6. A method for implementing AIGC question and answer review, characterized in that: The method comprises: Receiving an access event to an AIGC site through a user device; redirecting all traffic corresponding to the access event to an audit gateway; Upon receiving a connection request from the user device, the audit gateway establishes an SSL connection with the user device; checks the target API of the access event; if the check result indicates that the target API is not of EventStream type, forwards the access event to the corresponding AIGC service; if the target API is of Event Stream type, reads the data stream line by line; for each line of data, determines whether the event is a question event; if it is a question event, calls the local AI review module to perform sensitive word detection to detect whether the question event contains preset sensitive words; if sensitive words are detected, generates a first response result to notify the user that the question event contains sensitive content; if no sensitive words are detected, forwards the access event to the corresponding AIGC service; When receiving an access event sent by the audit network, the AIGC service processes the access event and returns a second response result of the access event to the audit gateway; When receiving the second response result returned by the AIGC service, the audit gateway returns the second response result to the user equipment; The received response result is displayed by the user equipment, where the response result is the first response result or the second response result.
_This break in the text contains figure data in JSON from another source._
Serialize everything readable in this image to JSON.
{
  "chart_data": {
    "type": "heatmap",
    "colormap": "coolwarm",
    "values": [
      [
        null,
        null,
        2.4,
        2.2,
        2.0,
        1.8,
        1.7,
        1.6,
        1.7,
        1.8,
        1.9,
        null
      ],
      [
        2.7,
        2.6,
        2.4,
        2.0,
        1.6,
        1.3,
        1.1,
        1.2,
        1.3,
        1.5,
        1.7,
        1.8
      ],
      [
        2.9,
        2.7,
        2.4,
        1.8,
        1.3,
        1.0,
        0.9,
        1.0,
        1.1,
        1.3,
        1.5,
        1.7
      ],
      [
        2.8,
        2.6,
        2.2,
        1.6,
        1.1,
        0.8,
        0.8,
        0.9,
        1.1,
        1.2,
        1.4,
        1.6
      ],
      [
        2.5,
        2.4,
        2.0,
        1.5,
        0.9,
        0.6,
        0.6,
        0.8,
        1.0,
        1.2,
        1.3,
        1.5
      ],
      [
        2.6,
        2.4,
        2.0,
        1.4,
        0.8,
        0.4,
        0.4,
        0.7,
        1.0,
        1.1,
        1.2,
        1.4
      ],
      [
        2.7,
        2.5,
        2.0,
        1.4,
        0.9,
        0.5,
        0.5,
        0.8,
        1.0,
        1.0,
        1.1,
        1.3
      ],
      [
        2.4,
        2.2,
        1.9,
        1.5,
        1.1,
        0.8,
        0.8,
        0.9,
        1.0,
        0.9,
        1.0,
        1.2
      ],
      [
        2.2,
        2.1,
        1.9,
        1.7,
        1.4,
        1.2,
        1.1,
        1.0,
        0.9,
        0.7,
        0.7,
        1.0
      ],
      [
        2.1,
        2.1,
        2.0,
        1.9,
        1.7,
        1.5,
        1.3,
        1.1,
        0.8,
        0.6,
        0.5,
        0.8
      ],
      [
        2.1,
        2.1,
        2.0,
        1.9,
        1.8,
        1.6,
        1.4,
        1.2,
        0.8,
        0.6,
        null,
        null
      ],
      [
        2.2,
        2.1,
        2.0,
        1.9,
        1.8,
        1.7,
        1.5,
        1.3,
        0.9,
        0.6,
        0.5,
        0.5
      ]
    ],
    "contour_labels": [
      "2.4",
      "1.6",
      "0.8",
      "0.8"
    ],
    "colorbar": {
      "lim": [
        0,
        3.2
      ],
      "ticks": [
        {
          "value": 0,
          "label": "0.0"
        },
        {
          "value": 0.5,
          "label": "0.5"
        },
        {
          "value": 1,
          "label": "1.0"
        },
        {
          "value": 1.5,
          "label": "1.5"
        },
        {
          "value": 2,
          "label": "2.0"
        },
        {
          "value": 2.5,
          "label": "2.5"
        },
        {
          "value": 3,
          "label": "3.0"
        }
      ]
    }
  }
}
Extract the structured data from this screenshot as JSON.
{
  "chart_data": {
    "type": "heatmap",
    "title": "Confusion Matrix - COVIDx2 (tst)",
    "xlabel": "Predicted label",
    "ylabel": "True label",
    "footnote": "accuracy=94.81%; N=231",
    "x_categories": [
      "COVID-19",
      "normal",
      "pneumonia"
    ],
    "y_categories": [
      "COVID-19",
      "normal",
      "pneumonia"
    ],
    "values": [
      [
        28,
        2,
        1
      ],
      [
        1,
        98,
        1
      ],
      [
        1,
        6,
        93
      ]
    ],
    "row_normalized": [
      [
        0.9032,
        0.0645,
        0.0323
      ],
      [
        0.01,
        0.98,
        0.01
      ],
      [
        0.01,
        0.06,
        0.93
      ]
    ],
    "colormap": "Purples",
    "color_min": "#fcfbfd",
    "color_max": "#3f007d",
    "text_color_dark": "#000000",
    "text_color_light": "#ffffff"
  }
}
7. The method according to claim 6, characterized in that The first response result is generated by the audit gateway by simulating the second response result generated by the AIGC service.
8. The method according to claim 6, characterized in that The user equipment includes a transparent port forwarding module, and the transparent port forwarding module is used to access the AIGC site through a transparent proxy technology.
9. The method according to claim 6, characterized in that The sensitive word checking rules of the local AI review module are set based on preset checking requirements, and the sensitive word checking rules support modification.
10. The method according to claim 6, characterized in that The method further comprises: When the data stream corresponding to the access event is closed, or there is an error in reading by row, the data review of the AIGC site is stopped.